Super Simple S’mores Bars
adapted from Taste of Home
1 1/3 cups all-purpose flour
3/4 cup graham cracker crumbs (from about 5 whole crackers)
1 teaspoon baking powder
1/8 teaspoon salt
1/2 cup (1 stick) unsalted butter, at room temperature
3/4 cup sugar
1 large egg, at room temperature
1 teaspoon vanilla extract
5 milk chocolate candy bars (1.55 oz each)
1 cup marshmallow creme
Preheat oven to 350 F. Line an 8×8-inch baking pan with aluminum foil, leaving an overhang on opposite sides to lift the bars out afterward. Spray the foil and pan with nonstick cooking spray.
In a medium bowl, whisk together the flour, graham cracker crumbs, baking powder and salt.
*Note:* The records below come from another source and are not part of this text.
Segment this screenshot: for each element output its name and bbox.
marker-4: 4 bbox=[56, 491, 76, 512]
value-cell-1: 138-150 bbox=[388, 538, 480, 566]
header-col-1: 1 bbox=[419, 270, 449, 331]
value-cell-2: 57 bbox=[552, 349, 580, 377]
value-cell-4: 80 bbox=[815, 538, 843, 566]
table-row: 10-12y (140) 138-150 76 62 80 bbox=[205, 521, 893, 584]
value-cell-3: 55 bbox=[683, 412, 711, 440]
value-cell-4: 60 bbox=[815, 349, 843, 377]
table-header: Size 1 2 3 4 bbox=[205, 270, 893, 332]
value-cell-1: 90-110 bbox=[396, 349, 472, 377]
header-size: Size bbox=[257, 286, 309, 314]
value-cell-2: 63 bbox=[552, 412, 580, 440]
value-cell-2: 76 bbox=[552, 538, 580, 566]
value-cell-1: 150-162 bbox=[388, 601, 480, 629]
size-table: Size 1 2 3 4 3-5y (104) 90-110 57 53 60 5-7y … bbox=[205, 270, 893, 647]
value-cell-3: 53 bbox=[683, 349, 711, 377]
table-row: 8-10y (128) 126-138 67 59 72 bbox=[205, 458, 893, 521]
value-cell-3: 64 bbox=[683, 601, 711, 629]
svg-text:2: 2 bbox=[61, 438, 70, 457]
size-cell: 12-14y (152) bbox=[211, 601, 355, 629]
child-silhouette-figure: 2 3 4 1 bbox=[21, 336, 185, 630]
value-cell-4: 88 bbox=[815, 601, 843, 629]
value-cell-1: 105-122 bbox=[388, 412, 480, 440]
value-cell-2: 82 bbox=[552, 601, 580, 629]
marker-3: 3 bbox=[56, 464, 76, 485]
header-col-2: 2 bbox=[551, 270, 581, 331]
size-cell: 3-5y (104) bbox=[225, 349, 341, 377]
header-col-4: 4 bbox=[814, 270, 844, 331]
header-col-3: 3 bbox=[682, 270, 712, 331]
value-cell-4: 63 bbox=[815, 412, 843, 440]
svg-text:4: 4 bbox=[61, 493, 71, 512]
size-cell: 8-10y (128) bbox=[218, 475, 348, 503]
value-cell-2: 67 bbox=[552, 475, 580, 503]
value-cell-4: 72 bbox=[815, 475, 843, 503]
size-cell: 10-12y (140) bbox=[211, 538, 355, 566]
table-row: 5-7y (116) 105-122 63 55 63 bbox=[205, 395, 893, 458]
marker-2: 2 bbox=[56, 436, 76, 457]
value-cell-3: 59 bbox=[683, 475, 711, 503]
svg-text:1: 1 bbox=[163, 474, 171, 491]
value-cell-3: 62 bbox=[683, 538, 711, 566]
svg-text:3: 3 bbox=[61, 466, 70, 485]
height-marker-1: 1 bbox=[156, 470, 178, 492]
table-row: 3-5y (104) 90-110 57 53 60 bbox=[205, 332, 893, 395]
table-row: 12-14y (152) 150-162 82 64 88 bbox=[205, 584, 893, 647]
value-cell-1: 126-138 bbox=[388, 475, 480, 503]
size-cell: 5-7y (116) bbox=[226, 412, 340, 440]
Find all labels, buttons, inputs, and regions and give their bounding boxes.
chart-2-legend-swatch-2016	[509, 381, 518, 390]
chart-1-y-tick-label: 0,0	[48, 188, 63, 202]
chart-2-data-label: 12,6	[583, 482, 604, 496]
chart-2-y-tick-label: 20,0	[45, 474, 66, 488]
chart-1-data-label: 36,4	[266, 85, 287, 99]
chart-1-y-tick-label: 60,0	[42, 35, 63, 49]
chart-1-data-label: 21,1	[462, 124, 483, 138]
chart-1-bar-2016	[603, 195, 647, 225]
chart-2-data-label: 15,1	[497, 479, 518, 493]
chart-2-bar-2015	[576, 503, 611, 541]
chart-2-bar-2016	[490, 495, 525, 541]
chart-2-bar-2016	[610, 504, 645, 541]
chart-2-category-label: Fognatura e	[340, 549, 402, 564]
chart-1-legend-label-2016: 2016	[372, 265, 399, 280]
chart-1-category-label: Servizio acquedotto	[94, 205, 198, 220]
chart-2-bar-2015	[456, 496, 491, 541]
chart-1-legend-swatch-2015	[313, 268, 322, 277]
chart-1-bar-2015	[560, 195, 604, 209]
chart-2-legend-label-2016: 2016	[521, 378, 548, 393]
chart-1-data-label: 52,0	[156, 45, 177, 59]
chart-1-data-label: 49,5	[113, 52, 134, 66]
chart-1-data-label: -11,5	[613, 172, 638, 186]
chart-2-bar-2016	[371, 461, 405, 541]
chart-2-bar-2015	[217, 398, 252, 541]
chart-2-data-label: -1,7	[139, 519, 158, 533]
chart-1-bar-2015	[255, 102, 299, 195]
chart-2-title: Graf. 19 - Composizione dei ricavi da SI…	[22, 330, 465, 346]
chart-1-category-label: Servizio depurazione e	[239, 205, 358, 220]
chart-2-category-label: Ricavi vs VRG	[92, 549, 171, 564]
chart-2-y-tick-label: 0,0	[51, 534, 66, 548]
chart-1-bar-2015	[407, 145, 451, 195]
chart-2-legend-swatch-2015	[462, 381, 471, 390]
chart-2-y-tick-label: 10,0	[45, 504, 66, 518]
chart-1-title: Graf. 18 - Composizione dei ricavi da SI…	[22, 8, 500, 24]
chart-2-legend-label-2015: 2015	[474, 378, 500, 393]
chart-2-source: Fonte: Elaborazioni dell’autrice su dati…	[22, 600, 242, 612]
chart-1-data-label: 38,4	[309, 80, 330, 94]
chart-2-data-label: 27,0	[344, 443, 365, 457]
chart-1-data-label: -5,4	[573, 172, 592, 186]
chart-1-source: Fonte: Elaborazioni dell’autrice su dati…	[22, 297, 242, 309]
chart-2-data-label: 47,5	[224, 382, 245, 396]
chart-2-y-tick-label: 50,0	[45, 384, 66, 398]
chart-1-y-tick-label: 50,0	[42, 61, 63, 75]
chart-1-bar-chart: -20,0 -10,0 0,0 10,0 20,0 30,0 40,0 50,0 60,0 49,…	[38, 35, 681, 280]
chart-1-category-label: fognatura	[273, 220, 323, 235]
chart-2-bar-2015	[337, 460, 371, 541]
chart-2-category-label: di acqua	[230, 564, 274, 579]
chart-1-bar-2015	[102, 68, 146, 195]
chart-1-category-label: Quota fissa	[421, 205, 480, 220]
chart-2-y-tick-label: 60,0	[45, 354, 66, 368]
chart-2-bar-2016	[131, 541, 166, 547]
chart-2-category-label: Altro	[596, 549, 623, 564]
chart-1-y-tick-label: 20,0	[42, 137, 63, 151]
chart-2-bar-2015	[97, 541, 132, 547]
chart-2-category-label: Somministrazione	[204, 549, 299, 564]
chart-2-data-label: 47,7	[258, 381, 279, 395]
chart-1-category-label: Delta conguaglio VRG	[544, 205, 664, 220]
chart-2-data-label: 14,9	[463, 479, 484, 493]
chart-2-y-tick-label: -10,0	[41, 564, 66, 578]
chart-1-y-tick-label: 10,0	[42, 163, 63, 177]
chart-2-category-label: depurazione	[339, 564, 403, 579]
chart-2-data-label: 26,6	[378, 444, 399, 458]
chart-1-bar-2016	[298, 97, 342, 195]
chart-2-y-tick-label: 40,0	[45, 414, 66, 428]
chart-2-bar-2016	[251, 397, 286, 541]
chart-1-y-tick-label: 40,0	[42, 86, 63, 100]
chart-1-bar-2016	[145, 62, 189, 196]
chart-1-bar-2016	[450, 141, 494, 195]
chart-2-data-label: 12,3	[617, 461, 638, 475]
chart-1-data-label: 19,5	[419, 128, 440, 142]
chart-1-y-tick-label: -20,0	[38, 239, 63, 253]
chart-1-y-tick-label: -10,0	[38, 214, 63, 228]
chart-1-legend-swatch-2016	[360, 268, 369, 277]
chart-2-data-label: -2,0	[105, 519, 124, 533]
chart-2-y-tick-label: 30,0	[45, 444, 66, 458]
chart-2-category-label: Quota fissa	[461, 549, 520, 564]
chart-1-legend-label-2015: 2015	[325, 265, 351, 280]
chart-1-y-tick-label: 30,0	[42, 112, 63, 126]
In the bowl of a stand mixer fitted with the paddle attachment, cream the butter and sugar on medium speed until light and fluffy, about 3 minutes. Add the egg and vanilla and beat to combine. With the mixer on low, add the dry ingredients gradually, beating just until the dough comes together.
Transfer the dough to the prepared pan, reserving 1/2 cup to use for the topping. Gently press the dough into an even layer over the bottom of the pan. Top the crust with the candy bars (you’ll probably have to break them up and shingle them to create a single layer). Spread the marshmallow creme over the chocolate bars. Top with the reserved dough, crumbling over the marshmallow creme.
Bake the bars for about 25 minutes, or until the topping is golden brown. Transfer the pan to a wire rack and let cool completely. Lift from the pan using the foil “handles” and cut into squares for serving (I found these cut easily if I refrigerated them for a little while first).